Study to Assess Safety, Tolerability, Pharmacokinetics and Antitumor Activity of AZD4573 in Relapsed/Refractory Haematological Malignancies

Exclusion Criteria

• (cohorts 1,2, 3):
• • Treatment with any of the following: any other chemotherapy, immunotherapy or anticancer agents within 2 weeks, any hematopoietic growth factors (e.g., filgrastim; [G-CSF] or sargramostin [GM-CSF]) within 7 days of the first dose of investigational product or pegylated G-CSF (pegfilgrastim) or darbepoetin within 14 days, any full-dose level anti-coagulation treatment sufficiently prior to treatment that INR is <1.5 (DVT/PE prophylaxis dose is allowed) or Major surgery (excluding placement of vascular access) within 4 weeks (with regard to the first dose of study treatment on this protocol).

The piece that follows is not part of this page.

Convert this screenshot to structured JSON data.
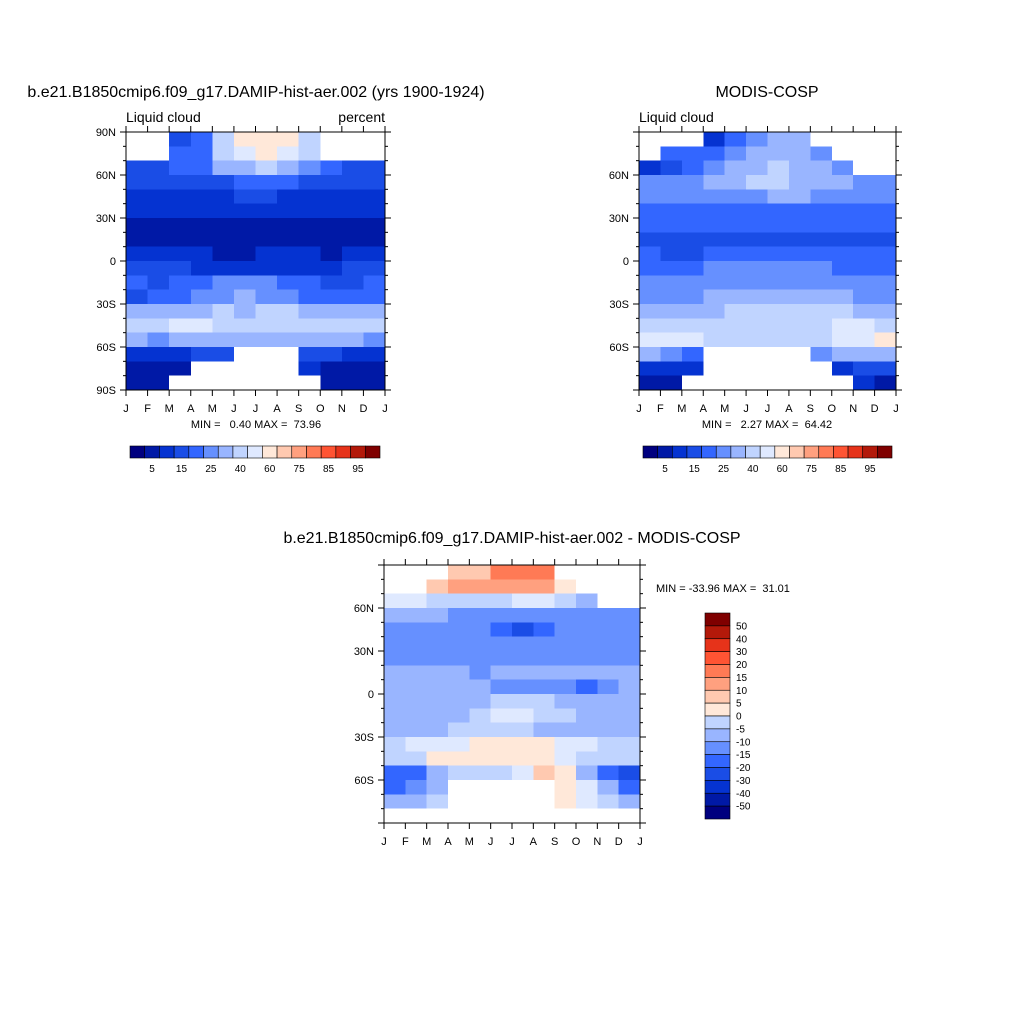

• • With the exception of alopecia, any unresolved toxicities from prior therapy greater than CTCAE Grade 1 at the time of starting study treatment.
• • Presence of, or history of, CNS lymphoma, leptomeningeal disease or spinal cord compression.
• • History of prior nonhematologic malignancy with exceptions mentioned in protocol
• • Undergone any procedures or experienced any of the conditions listed in protocol exclusion criteria currently or in the preceding 6 months
• • Patients with any of the following: evidence of severe or uncontrolled systemic disease, asecretory myeloma, a known history of infection with human immunodeficiency virus (HIV), serological evidence of active Hepatitis B infection, cardiac abnormalities as mentioned in the protocol, previous allogeneic bone marrow transplant, adrenal gland insufficiency or pancreatitis.
• • History of severe allergic or anaphylactic reactions to BH3 mimetics or history of hypersensitivity to active or inactive excipients of AZD4573.